Première comparution de l'Ivoirien Charles Blé Goudé devant la CPI

Le siège de la Cour pénale internationale (CPI) à La Haye. Photo CPI/Max Koot

27 mars 2014 – L'Ivoirien Charles Blé Goudé, qui est accusé de crimes contre l'humanité perpétrés en Côte d'Ivoire en 2010 et 2011, a comparu jeudi pour la première fois devant la Cour pénale internationale (CPI), à La Haye, aux Pays-Bas.

L'audience de première comparution devant la juge Silvia Fernandez de Gurmendi a eu lieu en présence de l'Accusation et de la Défense. Au cours de l'audience, la juge a vérifié l'identité du suspect et s'est assuré qu'il a été informé des crimes qui lui sont reprochés et des droits que lui reconnaît le Statut de Rome. La juge a fixé le début de l'audience de confirmation des charges au 18 août 2014, a indiqué la CPI dans un communiqué de presse.

Une audience de confirmation des charges sert à déterminer s'il y a des motifs substantiels de croire que le suspect a commis ces crimes. Si la Chambre préliminaire décide de confirmer les charges, elle renverra l'affaire devant une Chambre de première instance, laquelle sera chargée de conduire la phase suivante de la procédure, à savoir le procès lui-même.

Charles Blé Goudé été remis le 22 mars à la CPI par les autorités de la Côte d'Ivoire en exécution d'un mandat d'arrêt délivré par les juges de la CPI le 21 décembre 2011 et rendu public le 30 septembre 2013.

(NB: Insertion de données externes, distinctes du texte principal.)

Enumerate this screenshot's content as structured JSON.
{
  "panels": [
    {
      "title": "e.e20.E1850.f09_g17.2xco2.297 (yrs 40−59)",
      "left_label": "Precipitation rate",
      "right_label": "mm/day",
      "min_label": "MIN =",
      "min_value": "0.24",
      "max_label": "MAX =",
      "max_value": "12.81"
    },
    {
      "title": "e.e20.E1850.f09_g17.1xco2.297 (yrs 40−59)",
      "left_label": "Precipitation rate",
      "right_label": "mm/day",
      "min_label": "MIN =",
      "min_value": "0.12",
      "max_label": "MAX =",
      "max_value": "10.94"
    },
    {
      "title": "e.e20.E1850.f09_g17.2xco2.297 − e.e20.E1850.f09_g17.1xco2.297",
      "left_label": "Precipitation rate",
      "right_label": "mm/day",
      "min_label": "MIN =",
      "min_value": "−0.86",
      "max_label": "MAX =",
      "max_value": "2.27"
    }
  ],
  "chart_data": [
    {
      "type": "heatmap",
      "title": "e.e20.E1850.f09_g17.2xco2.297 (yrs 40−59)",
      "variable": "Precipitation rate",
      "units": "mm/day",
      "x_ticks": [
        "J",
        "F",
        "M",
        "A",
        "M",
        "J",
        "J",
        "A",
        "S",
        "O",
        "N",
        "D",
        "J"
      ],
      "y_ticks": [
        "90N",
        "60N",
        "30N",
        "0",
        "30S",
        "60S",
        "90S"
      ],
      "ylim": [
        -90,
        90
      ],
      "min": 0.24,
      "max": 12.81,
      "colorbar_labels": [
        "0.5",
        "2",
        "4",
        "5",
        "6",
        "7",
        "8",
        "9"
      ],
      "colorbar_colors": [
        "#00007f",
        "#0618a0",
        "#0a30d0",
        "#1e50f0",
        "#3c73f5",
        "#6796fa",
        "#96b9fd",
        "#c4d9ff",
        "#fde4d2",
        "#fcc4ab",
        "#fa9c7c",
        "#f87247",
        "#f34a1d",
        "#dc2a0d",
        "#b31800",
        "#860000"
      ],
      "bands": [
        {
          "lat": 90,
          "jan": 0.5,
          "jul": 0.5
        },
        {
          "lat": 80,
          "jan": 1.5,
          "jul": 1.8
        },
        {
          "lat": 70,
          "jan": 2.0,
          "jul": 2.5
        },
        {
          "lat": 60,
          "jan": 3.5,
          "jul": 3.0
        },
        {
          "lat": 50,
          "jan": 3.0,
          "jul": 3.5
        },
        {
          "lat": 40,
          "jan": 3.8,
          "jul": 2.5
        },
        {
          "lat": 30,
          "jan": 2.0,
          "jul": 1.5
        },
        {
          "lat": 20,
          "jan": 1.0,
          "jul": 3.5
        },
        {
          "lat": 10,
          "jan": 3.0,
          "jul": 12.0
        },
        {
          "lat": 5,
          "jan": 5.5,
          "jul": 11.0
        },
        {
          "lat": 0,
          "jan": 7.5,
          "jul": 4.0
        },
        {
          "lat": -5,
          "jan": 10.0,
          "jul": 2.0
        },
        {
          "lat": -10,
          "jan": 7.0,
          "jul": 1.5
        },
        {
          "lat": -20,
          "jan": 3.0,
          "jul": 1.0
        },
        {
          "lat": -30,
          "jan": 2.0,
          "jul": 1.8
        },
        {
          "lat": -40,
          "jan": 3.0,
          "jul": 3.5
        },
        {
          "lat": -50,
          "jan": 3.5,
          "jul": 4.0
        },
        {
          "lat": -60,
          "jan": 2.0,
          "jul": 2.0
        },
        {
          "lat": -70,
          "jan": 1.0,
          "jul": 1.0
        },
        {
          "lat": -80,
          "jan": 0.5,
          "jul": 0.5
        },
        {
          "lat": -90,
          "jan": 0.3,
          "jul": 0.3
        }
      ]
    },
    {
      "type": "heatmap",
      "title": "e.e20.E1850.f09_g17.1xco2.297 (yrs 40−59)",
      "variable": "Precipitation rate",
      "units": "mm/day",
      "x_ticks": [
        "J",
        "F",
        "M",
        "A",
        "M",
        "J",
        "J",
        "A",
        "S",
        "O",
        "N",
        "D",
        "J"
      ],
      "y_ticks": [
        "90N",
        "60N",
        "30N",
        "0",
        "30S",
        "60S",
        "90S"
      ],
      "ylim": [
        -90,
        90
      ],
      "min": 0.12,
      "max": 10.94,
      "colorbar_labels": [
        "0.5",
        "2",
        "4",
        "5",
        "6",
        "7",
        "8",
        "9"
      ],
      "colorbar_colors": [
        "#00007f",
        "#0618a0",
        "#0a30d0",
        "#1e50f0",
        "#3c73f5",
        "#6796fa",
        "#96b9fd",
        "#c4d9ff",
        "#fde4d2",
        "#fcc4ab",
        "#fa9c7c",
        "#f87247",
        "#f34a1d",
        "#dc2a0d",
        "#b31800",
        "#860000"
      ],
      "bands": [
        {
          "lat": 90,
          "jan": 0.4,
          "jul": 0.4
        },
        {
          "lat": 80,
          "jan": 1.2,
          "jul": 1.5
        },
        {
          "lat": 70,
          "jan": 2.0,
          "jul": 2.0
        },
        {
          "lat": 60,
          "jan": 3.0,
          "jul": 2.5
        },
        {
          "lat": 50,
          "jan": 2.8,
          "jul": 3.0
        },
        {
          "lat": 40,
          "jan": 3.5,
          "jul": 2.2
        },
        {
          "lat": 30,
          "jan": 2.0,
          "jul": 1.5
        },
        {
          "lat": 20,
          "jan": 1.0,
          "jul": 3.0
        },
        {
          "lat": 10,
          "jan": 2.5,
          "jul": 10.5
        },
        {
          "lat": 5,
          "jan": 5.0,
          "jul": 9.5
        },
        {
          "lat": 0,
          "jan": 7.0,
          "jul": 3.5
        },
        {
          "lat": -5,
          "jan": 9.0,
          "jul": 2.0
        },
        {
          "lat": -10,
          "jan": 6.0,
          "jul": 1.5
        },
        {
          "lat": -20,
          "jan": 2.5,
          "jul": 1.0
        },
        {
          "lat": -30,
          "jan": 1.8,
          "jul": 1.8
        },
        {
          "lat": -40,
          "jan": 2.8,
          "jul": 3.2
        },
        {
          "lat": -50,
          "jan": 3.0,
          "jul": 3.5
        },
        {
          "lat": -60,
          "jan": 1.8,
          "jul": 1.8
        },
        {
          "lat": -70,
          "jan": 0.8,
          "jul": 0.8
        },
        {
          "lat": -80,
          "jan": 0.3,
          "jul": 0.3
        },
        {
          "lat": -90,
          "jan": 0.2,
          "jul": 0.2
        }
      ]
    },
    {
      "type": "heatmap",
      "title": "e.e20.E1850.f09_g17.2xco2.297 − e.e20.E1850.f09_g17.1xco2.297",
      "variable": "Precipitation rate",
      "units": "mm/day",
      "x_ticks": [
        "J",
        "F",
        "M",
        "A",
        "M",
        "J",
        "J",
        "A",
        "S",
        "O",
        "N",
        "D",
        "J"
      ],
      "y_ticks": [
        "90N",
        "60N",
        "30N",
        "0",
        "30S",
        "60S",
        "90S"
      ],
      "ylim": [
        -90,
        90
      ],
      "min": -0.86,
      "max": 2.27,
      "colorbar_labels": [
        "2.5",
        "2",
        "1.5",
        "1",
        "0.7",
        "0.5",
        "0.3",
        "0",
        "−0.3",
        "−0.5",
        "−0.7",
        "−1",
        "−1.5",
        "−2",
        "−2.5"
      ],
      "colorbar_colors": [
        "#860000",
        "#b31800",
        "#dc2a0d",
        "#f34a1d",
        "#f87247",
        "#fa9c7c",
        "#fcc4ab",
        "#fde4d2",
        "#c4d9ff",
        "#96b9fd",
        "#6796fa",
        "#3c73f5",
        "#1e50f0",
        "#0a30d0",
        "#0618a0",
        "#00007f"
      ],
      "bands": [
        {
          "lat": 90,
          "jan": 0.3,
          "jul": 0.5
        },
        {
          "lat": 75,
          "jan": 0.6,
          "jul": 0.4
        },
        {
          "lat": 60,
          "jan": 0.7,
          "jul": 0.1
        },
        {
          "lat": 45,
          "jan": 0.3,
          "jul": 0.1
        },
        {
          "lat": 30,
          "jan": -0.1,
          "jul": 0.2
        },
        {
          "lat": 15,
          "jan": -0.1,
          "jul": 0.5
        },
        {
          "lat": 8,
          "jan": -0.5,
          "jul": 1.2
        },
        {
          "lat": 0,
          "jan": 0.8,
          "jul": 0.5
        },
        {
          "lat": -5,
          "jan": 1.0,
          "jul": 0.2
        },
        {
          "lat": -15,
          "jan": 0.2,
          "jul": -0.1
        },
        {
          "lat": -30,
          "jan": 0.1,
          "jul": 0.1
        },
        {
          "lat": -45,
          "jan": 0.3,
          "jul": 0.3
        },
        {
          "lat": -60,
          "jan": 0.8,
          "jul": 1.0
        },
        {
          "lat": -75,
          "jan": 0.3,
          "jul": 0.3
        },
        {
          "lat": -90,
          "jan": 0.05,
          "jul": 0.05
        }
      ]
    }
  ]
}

Charles Blé Goudé, 42 ans, aurait engagé sa responsabilité pénale individuelle, en tant que coauteur indirect, pour quatre chefs de crimes contre l'humanité (meurtres, viols et autres violences sexuelles, actes de persécution et autres actes inhumains) qui auraient été perpétrés dans le contexte des violences post-électorales survenues sur le territoire de la Côte d'Ivoire entre le 16 décembre 2010 et le 12 avril 2011.

De son côté, l'Expert indépendant des Nations Unies sur la situation des droits de l'homme en Côte d'Ivoire, Doudou Diène, s'est dit jeudi préoccupé par les questions non réglées dans le cadre du processus de réconciliation nationale alors que les élections présidentielles sont prévues en 2015.

Selon M. Diène, une justice impartiale est cruciale pour le pays qui continue de se remettre des violences intervenues lors du scrutin de 2010.

« Le processus de réconciliation est lié à la question clé de la justice et plus précisément à la question de l'impartialité et de l'équité de la justice », a dit l'expert lors de la présentation de son dernier rapport devant le Conseil des droits de l'homme des Nations Unies. M. Diène a aussi appelé à une réforme de l'organe électoral national avant les élections de 2015.